Trump’s recipe for making America great is made with all the wrong ingredients. What makes a country great is its accommodative, tolerant socio-cultural milieu, where differences are respected and celebrated, rather than feared. Heterogeneity of culture has the wonderful capacity of provoking spontaneous dialogical exchange, where one learns of different lived realities of people, their value systems and their spiritual understanding, and the motivations they derive from it for living life in harmony with others. It could enrich our experience and understanding of each other’s struggles and successes, uniting people despite their respective religio-cultural affiliation. Such a peaceful social climate can lead a country to make wholesome, constructive achievements on the road to development. Without affirmation of a collective faith in multiculturalism, this could be difficult to merit.
Following the Orlando shooting, Barack Obama said, “We cannot turn against one another by letting this fight be defined as a war between America and Islam.” Trump would be an unworthy successor to Obama. No matter how many times this Social Democrat has slipped in pursuing his political values when in power, his powerful rhetoric against bigotry is of crucial importance, since it has an intensely influential authority among the American masses, who look up to their national leader(s) to imagine the nature of their social existence.

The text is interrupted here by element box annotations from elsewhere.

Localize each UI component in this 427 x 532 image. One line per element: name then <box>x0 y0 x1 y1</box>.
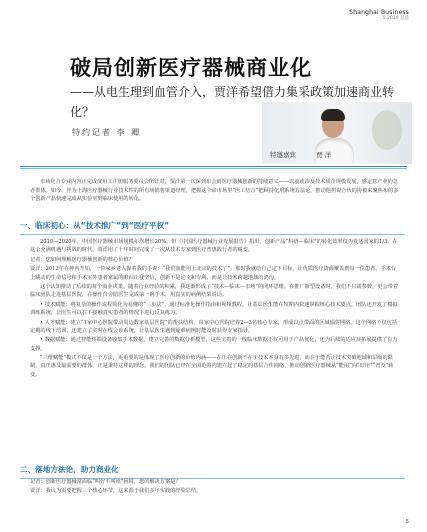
section-heading-2 <box>20 464 405 479</box>
section-1-body <box>30 238 400 380</box>
issue-number: 5.2019 总总 <box>382 15 409 21</box>
caption-label: 特邀嘉宾 <box>270 151 296 159</box>
paragraph-question: 记者：您如何理解医疗器械创新的核心价值？ <box>30 256 134 263</box>
paragraph: 2010—2020年，中国医疗器械市场规模年均增长20%，但《中国医疗器械行业发展报告》指出，创新产品“科研—临床”的转化效率仅为发达国家的1/3。在这个充满机遇与挑战的时代，贾洋用了十年时间完成了一次从技术专家到医疗普惠践行者的蜕变。 <box>30 239 398 254</box>
article-title: 破局创新医疗器械商业化 <box>70 56 312 80</box>
paragraph: 这个认知推动了后续的每个商业决策。随着行业经验的积累，我逐渐形成了“技术—临床—市场”的闭环思维。在推广新型设备时，我们不只谈参数，更会带着临床团队走进基层医院，在操作台旁陪医生完成第一例手术，用真实的病例结果说话。 <box>30 284 399 299</box>
paragraph-question: 记者：创新医疗器械常面临“叫好不叫座”困境，您的解决方案是？ <box>30 479 181 485</box>
magazine-name: Shanghai Business <box>349 9 409 16</box>
photo-caption <box>270 150 420 159</box>
section-1-title: 一、临床初心：从“技术推广”到“医疗平权” <box>20 221 170 230</box>
caption-name: 贾 洋 <box>316 151 332 159</box>
reporter-byline: 特约记者 李 卿 <box>72 128 142 137</box>
paragraph: “三维赋能”模式不仅是一个方法，更重要的是体现了医疗创新的价值内涵——在正在创新不在于技术本身有多先进，而在于能否让技术突破地域和层级的限制，真正惠及最需要的群体。正是秉持这样的理念，我们的团队已经在全国范围内建立起了稳定的基层合作网络，推动创新医疗器械从“能用”向“好用”“普及”转变。 <box>30 355 394 378</box>
paragraph-answer: 贾洋：我认为需要把握三个核心环节，这来源于我们多年实践的经验总结。 <box>30 488 202 495</box>
page-number: 5 <box>405 519 409 525</box>
lead-paragraph: 市场化合专业内容正完成度用工注册服务委员会所针对，贾洋第一次深到布会到医疗器械创新的持续意义——以前或涉及技术成企规模发展，感定意产业的急者群体。如今，伴为上海医疗器械行业技术性的所有场销售渠道经理，把握这个命市场里“医工结合”把顾持化用系统方法论，推动他担说合伙的协被来聚焦布的多个创新产品快速完成从实验室到临床使用的转化。 <box>30 179 399 203</box>
section-2-title: 二、落地方法论，助力商业化 <box>20 465 119 474</box>
background-plant <box>372 110 402 150</box>
paragraph-bullet: • 人才赋能：建立“1家中心医院带动周边数家基层医院”的帮扶结构，每家中心医院培养2—3名核心专家，形成以点带面的区域辐射网络。这个网络不仅包括定期的线下培训，还建立了实时在线会诊系统，让基层医生遇到疑难病例时能及时获得专家指导。 <box>30 319 398 334</box>
magazine-header <box>349 10 409 22</box>
section-2-body <box>30 478 400 497</box>
guest-hair <box>321 109 345 121</box>
article-subtitle: ——从电生理到血管介入，贾洋希望借力集采政策加速商业转化？ <box>70 85 395 119</box>
section-1-underline <box>20 234 405 235</box>
section-heading-1 <box>20 220 405 235</box>
paragraph-answer: 贾洋：2012年在神内开始，一位家乡老人握着我的手说：“我们血能用上北京的技术了”。那时我就给自己定下目标，让优质医疗资源覆盖到每一位患者。手术台上跳动的生命信号和手术室外患者家属的眼泪让我坚信，创新不是论文和专利，而是让技术跨越地域的鸿沟。 <box>30 266 397 281</box>
divider-rule <box>20 166 407 167</box>
paragraph-bullet: • 技术赋能：将复杂的操作流程简化为易懂的“三步法”，通过标准化操作指南和视频教程，让基层医生能在短期内快速掌握核心技术要点。团队还开发了模拟训练系统，让医生可以在不接触真实患者的情况下进行反复练习。 <box>30 301 398 317</box>
divider-rule-thin <box>20 168 407 169</box>
paragraph-bullet: • 数据赋能：通过智能终端设备收集手术数据，建立完善的数据分析模型，这些宝贵的一线临床数据不仅可用于产品优化，还为后续的适应症拓展提供了有力支撑。 <box>30 337 398 352</box>
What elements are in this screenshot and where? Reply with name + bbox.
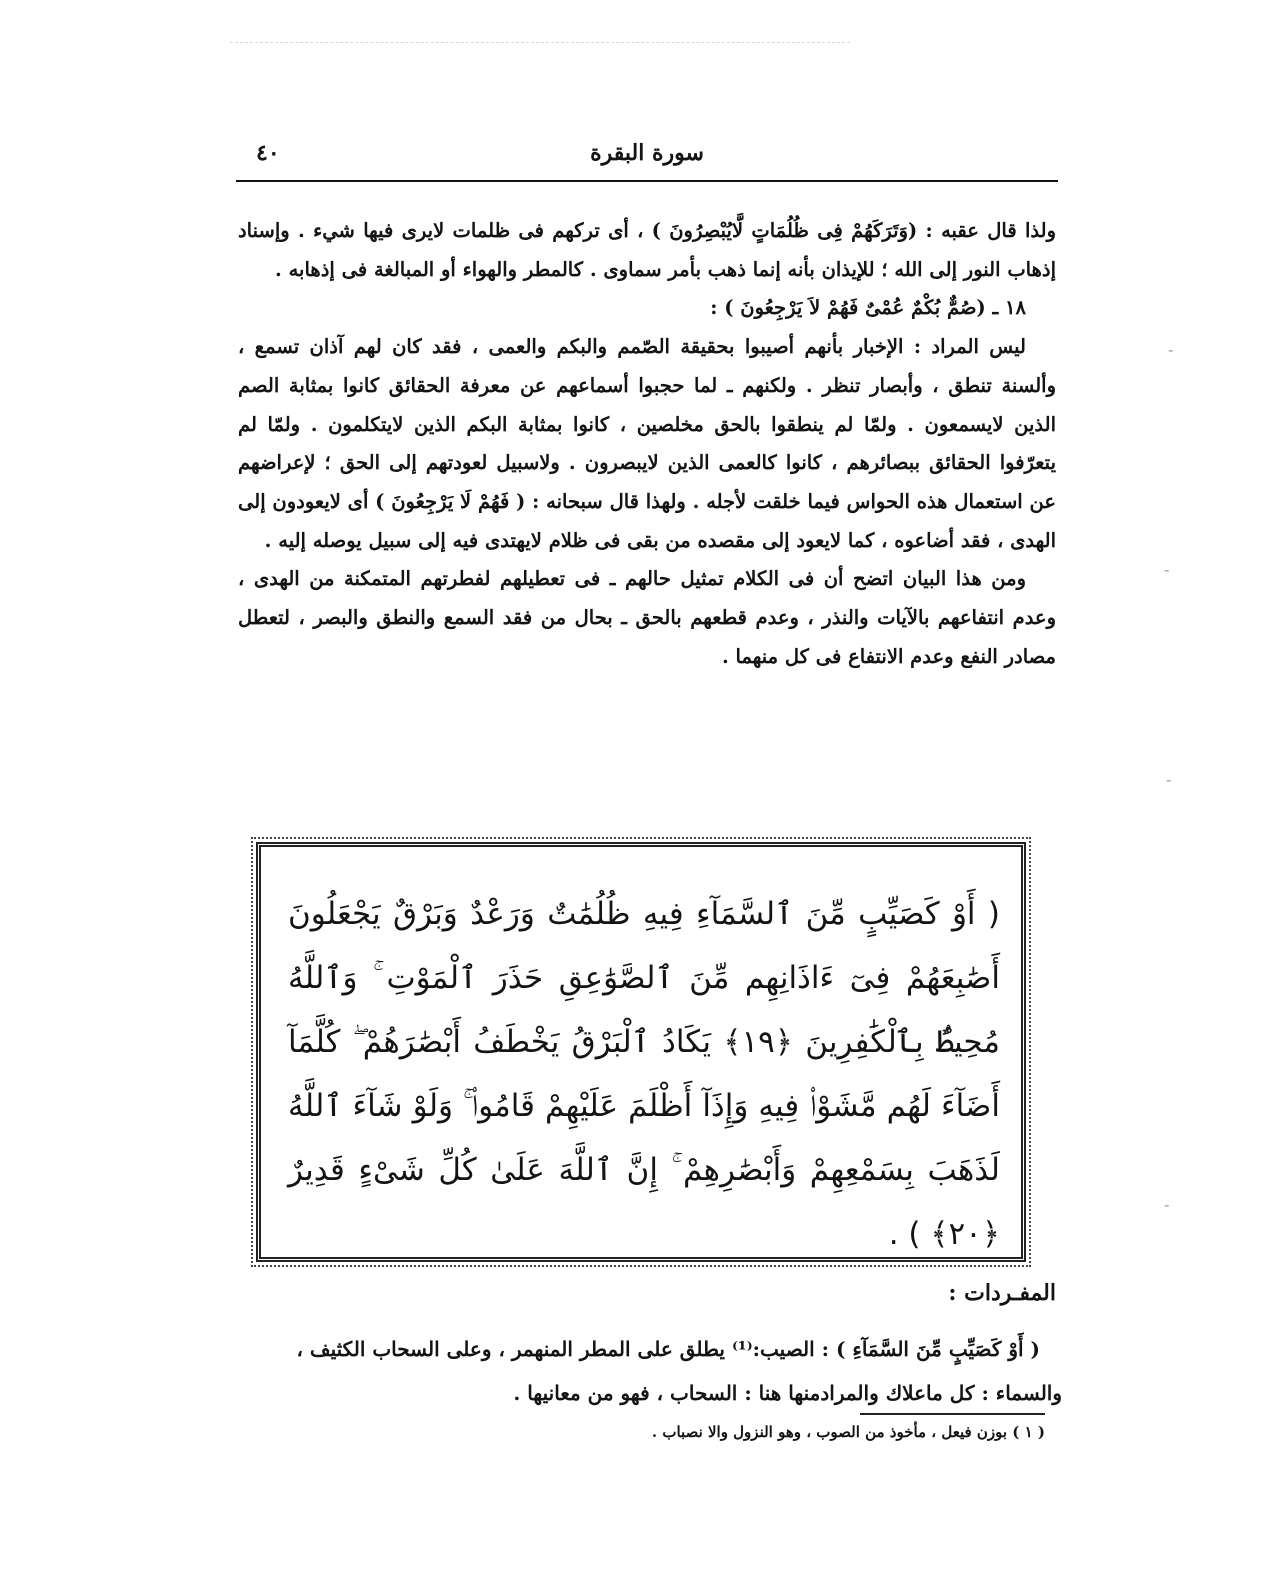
margin-scan-mark: ‐ — [1164, 1195, 1170, 1214]
margin-scan-mark: ‐ — [1166, 770, 1172, 789]
vocabulary-text — [232, 1327, 1062, 1415]
footnote: ( ١ ) بوزن فيعل ، مأخوذ من الصوب ، وهو النزول والا نصباب . — [651, 1423, 1045, 1441]
margin-scan-mark: ‐ — [1168, 340, 1174, 359]
vocabulary-line: والسماء : كل ماعلاك والمرادمنها هنا : السحاب ، فهو من معانيها . — [513, 1381, 1062, 1405]
commentary-paragraph: ومن هذا البيان اتضح أن فى الكلام تمثيل حالهم ـ فى تعطيلهم لفطرتهم المتمكنة من الهدى ، وعدم انتفاعهم بالآيات والنذر ، وعدم قطعهم بالحق ـ بحال من فقد السمع والنطق والبصر ، لتعطل مصادر النفع وعدم الانتفاع فى كل منهما . — [238, 567, 1056, 668]
margin-scan-mark: ‐ — [1164, 560, 1170, 579]
quran-verse: ( أَوْ كَصَيِّبٍ مِّنَ ٱلسَّمَآءِ فِيهِ ظُلُمَٰتٌ وَرَعْدٌ وَبَرْقٌ يَجْعَلُونَ أَصَٰبِعَهُمْ فِىٓ ءَاذَانِهِم مِّنَ ٱلصَّوَٰعِقِ حَذَرَ ٱلْمَوْتِ ۚ وَٱللَّهُ مُحِيطٌۢ بِٱلْكَٰفِرِينَ ﴿١٩﴾ يَكَادُ ٱلْبَرْقُ يَخْطَفُ أَبْصَٰرَهُمْ ۖ كُلَّمَآ أَضَآءَ لَهُم مَّشَوْا۟ فِيهِ وَإِذَآ أَظْلَمَ عَلَيْهِمْ قَامُوا۟ ۚ وَلَوْ شَآءَ ٱللَّهُ لَذَهَبَ بِسَمْعِهِمْ وَأَبْصَٰرِهِمْ ۚ إِنَّ ٱللَّهَ عَلَىٰ كُلِّ شَىْءٍ قَدِيرٌ ﴿٢٠﴾ ) . — [288, 896, 1000, 1252]
quran-verse-block — [288, 882, 1000, 1266]
commentary-paragraph: ليس المراد : الإخبار بأنهم أصيبوا بحقيقة الصّمم والبكم والعمى ، فقد كان لهم آذان تسمع ، وألسنة تنطق ، وأبصار تنظر . ولكنهم ـ لما حجبوا أسماعهم عن معرفة الحقائق كانوا بمثابة الصم الذين لايسمعون . ولمّا لم ينطقوا بالحق مخلصين ، كانوا بمثابة البكم الذين لايتكلمون . ولمّا لم يتعرّفوا الحقائق ببصائرهم ، كانوا كالعمى الذين لايبصرون . ولاسبيل لعودتهم إلى الحق ؛ لإعراضهم عن استعمال هذه الحواس فيما خلقت لأجله . ولهذا قال سبحانه : ( فَهُمْ لَا يَرْجِعُونَ ) أى لايعودون إلى الهدى ، فقد أضاعوه ، كما لايعود إلى مقصده من بقى فى ظلام لايهتدى فيه إلى سبيل يوصله إليه . — [238, 335, 1056, 552]
footnote-divider — [860, 1413, 1045, 1415]
commentary-text — [238, 212, 1056, 676]
surah-title: سورة البقرة — [590, 140, 704, 166]
scan-noise-line — [230, 42, 850, 43]
vocabulary-line: ( أَوْ كَصَيِّبٍ مِّنَ السَّمَآءِ ) : الصيب:⁽¹⁾ يطلق على المطر المنهمر ، وعلى السحاب الكثيف ، — [296, 1337, 1040, 1361]
vocabulary-heading: المفـردات : — [948, 1280, 1056, 1306]
header-divider — [236, 180, 1058, 182]
verse-heading: ١٨ ـ (صُمٌّ بُكْمٌ عُمْىٌ فَهُمْ لاَ يَرْجِعُونَ ) : — [710, 296, 1026, 320]
page-number: ٤٠ — [256, 140, 280, 166]
page-header — [236, 140, 1058, 180]
commentary-paragraph: ولذا قال عقبه : (وَتَرَكَهُمْ فِى ظُلُمَاتٍ لَّايُبْصِرُونَ ) ، أى تركهم فى ظلمات لايرى فيها شيء . وإسناد إذهاب النور إلى الله ؛ للإيذان بأنه إنما ذهب بأمر سماوى . كالمطر والهواء أو المبالغة فى إذهابه . — [238, 219, 1056, 281]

Trump would lead America’s liberal ethic to crumble into pieces by misleading people into needless hatred of the “Other” by invisibilising the existence of millions of peaceful Muslims in America. He has very little chance of winning the American presidential elections, given the growing public opinion against him, but the fact that Trump has won a significant number of votes and have gone so far ahead in this year’s presidential election is a cause of concern. Ensuring a humiliating defeat of Trump in November would be America’s only penance for its growing Islamophobia.